# Backfeeder Mods & Ideas



## prairiestate (Jun 15, 2019)

There was a thread on this circuit on the old forum, so let's get it going again and make this a resource

First, I got the PCB with the mistake -
What is everyone's experience with a suitable replacement for the 2SC732?

Reducing clipping -
I believe lifting D5 and D6 works. You could place them on a toggle or not install them

LFO speed -
Anyone have any experience? I'm looking at IC7.1. R21 perhaps?


----------



## Chuck D. Bones (Jul 1, 2019)

The bottom path (Q2, IC7.2, IC8.2) is basically a DS-1.  Taking out D5 & D6 will definitely reduce the clipping, but Q2 is easily overdriven and can contribute a fair amount of distortion.  If you want a real clean path, you need to also change R29 & R30 (a common DS-1 mod).  Try the diodes first and see if that's good enough.

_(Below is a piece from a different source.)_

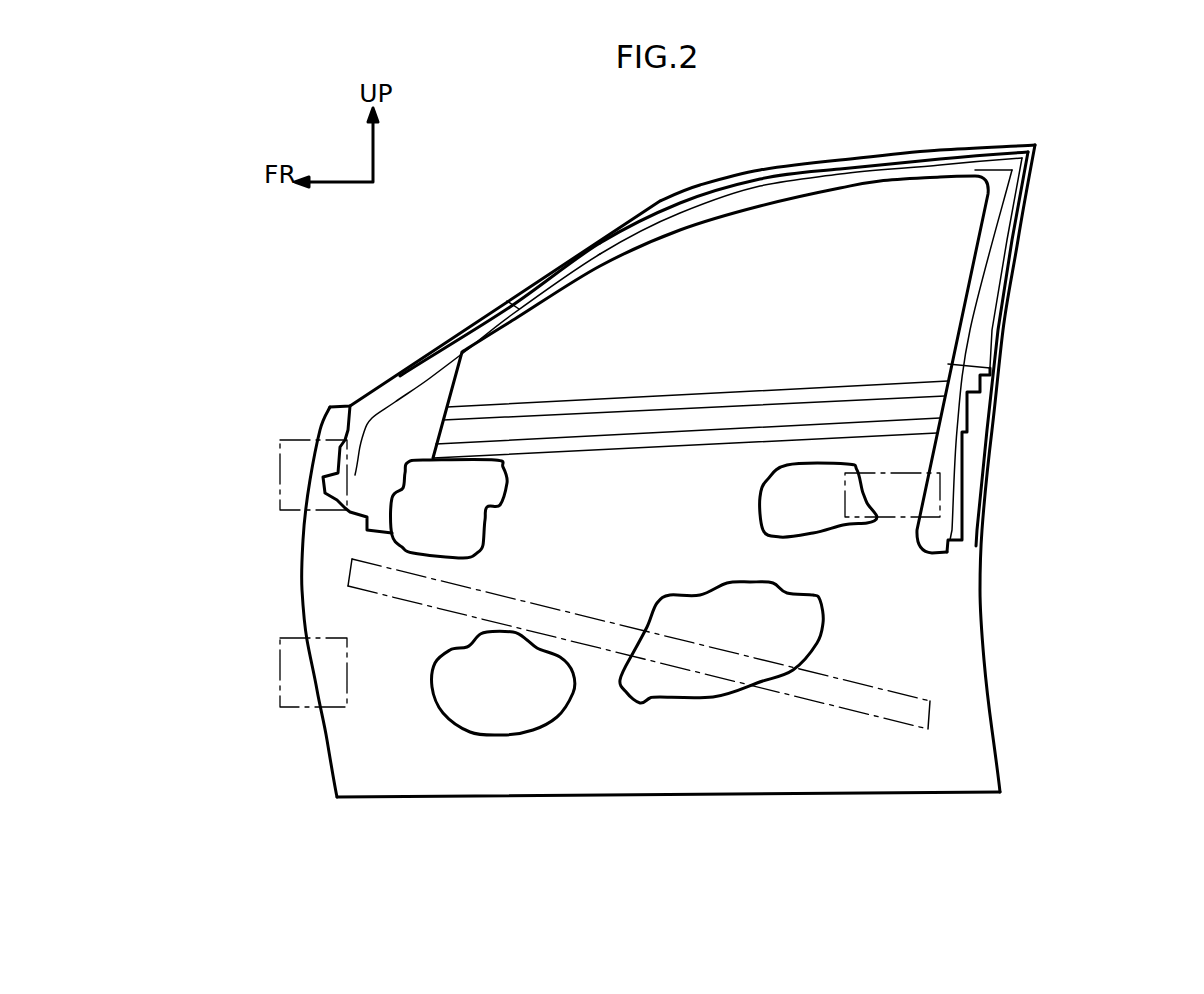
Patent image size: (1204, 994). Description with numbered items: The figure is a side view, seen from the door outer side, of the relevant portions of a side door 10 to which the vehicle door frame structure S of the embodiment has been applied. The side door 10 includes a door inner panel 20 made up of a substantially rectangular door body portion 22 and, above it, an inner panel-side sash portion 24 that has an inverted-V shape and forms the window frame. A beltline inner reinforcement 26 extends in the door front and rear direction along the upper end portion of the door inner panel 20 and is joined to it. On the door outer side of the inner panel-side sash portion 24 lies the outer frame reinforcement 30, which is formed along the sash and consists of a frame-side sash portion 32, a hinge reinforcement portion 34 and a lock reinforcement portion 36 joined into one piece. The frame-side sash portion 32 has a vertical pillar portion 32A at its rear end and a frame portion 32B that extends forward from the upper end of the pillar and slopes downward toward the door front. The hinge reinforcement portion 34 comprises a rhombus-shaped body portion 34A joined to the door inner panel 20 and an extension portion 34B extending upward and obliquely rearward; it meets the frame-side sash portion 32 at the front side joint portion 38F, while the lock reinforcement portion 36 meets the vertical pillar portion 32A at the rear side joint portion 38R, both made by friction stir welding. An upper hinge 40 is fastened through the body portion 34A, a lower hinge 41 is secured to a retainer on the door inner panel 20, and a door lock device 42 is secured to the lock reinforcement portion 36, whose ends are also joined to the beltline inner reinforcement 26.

What do you want to do with the LFO?  Go faster or slower?  By how much?  The LFO freq is proportional to 1 / (R21 * (C14 + C15)).  I would not go much higher with R21, because R25 and C18 are loading the LFO timing circuit.  If R21 gets too big, the LFO will not operate correctly.  You can make C14 & C15 bigger or smaller.


----------



## Ariosto (Jul 9, 2019)

Did you already made the mods? Are the results satisfying?


----------